Quantifying lateral and intratidal variability in water level and velocity in a tide-dominated river using combined RTK GPS and ADCP measurements

Cross-sectional gradients in water levels and velocities play a determining role in the circulation dynamics of tidal rivers and estuaries. Documenting and analyzing their variability throughout a tidal cycle require observations with high spatial and temporal resolution. A survey strategy and a data analysis procedure have been designed to obtain continuous and synoptic water level and velocity fields over a tidal cycle, along 13 cross-sections of the St. Lawrence fluvial estuary dominated by large tidal ranges. The method combines both RTK GPS and ADCP technologies for the simultaneous measurement of water levels and velocities along repeated boat transects, allowing fast data acquisition over wide river sections and under rapidly changing conditions. The reconstruction of continuous and synoptic fields is made by interpolation. Simplifying assumptions about data stationarity and/or homogeneity are avoided by adapting the interpolation procedures to the shape and distribution of the underlying data in a space-time reference frame, thus minimizing distortion in the reconstructed quantities.
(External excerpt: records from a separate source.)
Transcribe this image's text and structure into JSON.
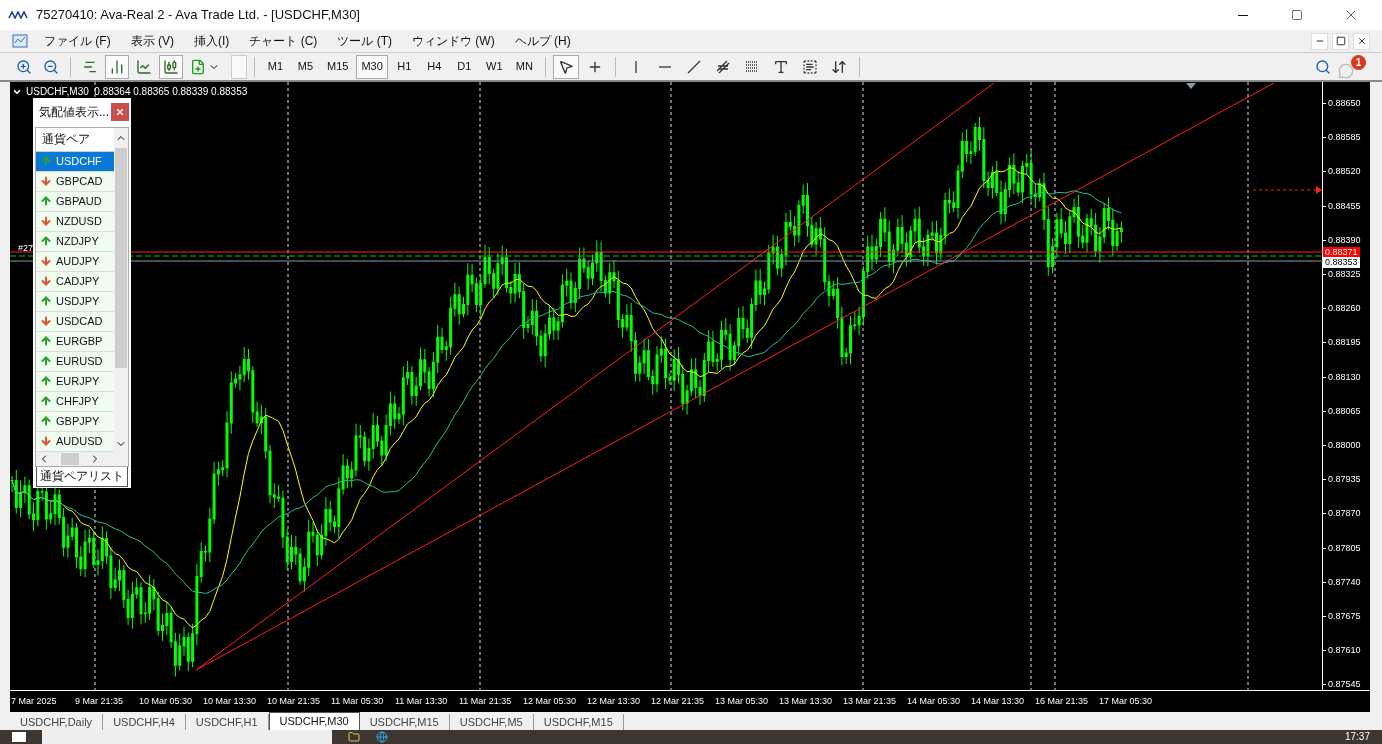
{
  "window": {
    "title": "75270410: Ava-Real 2 - Ava Trade Ltd. - [USDCHF,M30]"
  },
  "menu": [
    "ファイル (F)",
    "表示 (V)",
    "挿入(I)",
    "チャート (C)",
    "ツール (T)",
    "ウィンドウ (W)",
    "ヘルプ (H)"
  ],
  "chart_toggles": [
    {
      "kind": "shift",
      "selected": false
    },
    {
      "kind": "autoscroll",
      "selected": true
    },
    {
      "kind": "line",
      "selected": false
    },
    {
      "kind": "candle",
      "selected": true
    }
  ],
  "periods": [
    {
      "label": "M1",
      "selected": false
    },
    {
      "label": "M5",
      "selected": false
    },
    {
      "label": "M15",
      "selected": false
    },
    {
      "label": "M30",
      "selected": true
    },
    {
      "label": "H1",
      "selected": false
    },
    {
      "label": "H4",
      "selected": false
    },
    {
      "label": "D1",
      "selected": false
    },
    {
      "label": "W1",
      "selected": false
    },
    {
      "label": "MN",
      "selected": false
    }
  ],
  "tools": [
    {
      "kind": "cursor",
      "selected": true
    },
    {
      "kind": "crosshair",
      "selected": false
    },
    {
      "kind": "vline",
      "selected": false
    },
    {
      "kind": "hline",
      "selected": false
    },
    {
      "kind": "trend",
      "selected": false
    },
    {
      "kind": "channel",
      "selected": false
    },
    {
      "kind": "fibo",
      "selected": false
    },
    {
      "kind": "text",
      "selected": false
    },
    {
      "kind": "label",
      "selected": false
    },
    {
      "kind": "arrows",
      "selected": false
    }
  ],
  "notifications": {
    "count": "1"
  },
  "chart": {
    "header": "USDCHF,M30  0.88364 0.88365 0.88339 0.88353",
    "order_label": "#27",
    "price_axis": [
      "0.88650",
      "0.88585",
      "0.88520",
      "0.88455",
      "0.88390",
      "0.88325",
      "0.88260",
      "0.88195",
      "0.88130",
      "0.88065",
      "0.88000",
      "0.87935",
      "0.87870",
      "0.87805",
      "0.87740",
      "0.87675",
      "0.87610",
      "0.87545"
    ],
    "order_price": "0.88371",
    "bid_price": "0.88353",
    "time_axis": [
      "7 Mar 2025",
      "9 Mar 21:35",
      "10 Mar 05:30",
      "10 Mar 13:30",
      "10 Mar 21:35",
      "11 Mar 05:30",
      "11 Mar 13:30",
      "11 Mar 21:35",
      "12 Mar 05:30",
      "12 Mar 13:30",
      "12 Mar 21:35",
      "13 Mar 05:30",
      "13 Mar 13:30",
      "13 Mar 21:35",
      "14 Mar 05:30",
      "14 Mar 13:30",
      "16 Mar 21:35",
      "17 Mar 05:30"
    ]
  },
  "market_watch": {
    "title": "気配値表示...",
    "column": "通貨ペア",
    "tab": "通貨ペアリスト",
    "items": [
      {
        "symbol": "USDCHF",
        "kind": "up",
        "selected": true
      },
      {
        "symbol": "GBPCAD",
        "kind": "down",
        "selected": false
      },
      {
        "symbol": "GBPAUD",
        "kind": "up",
        "selected": false
      },
      {
        "symbol": "NZDUSD",
        "kind": "down",
        "selected": false
      },
      {
        "symbol": "NZDJPY",
        "kind": "up",
        "selected": false
      },
      {
        "symbol": "AUDJPY",
        "kind": "down",
        "selected": false
      },
      {
        "symbol": "CADJPY",
        "kind": "down",
        "selected": false
      },
      {
        "symbol": "USDJPY",
        "kind": "up",
        "selected": false
      },
      {
        "symbol": "USDCAD",
        "kind": "down",
        "selected": false
      },
      {
        "symbol": "EURGBP",
        "kind": "up",
        "selected": false
      },
      {
        "symbol": "EURUSD",
        "kind": "up",
        "selected": false
      },
      {
        "symbol": "EURJPY",
        "kind": "up",
        "selected": false
      },
      {
        "symbol": "CHFJPY",
        "kind": "up",
        "selected": false
      },
      {
        "symbol": "GBPJPY",
        "kind": "up",
        "selected": false
      },
      {
        "symbol": "AUDUSD",
        "kind": "down",
        "selected": false
      }
    ]
  },
  "chart_tabs": [
    {
      "label": "USDCHF,Daily",
      "selected": false
    },
    {
      "label": "USDCHF,H4",
      "selected": false
    },
    {
      "label": "USDCHF,H1",
      "selected": false
    },
    {
      "label": "USDCHF,M30",
      "selected": true
    },
    {
      "label": "USDCHF,M15",
      "selected": false
    },
    {
      "label": "USDCHF,M5",
      "selected": false
    },
    {
      "label": "USDCHF,M15",
      "selected": false
    }
  ],
  "taskbar": {
    "time": "17:37"
  }
}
The capabilities and limitations of the method are assessed through error computations and comparisons with alternate data analysis methods and complementary data sets from tide gauges. With these latest observations, new insights into the tidal hydrodynamics of the St. Lawrence fluvial estuary are gained in regions of contrasting tidal and fluvial properties, specifically related to the effects of channel curvature and bathymetry on tidal propagation and cross-channel flow properties at the intratidal scale.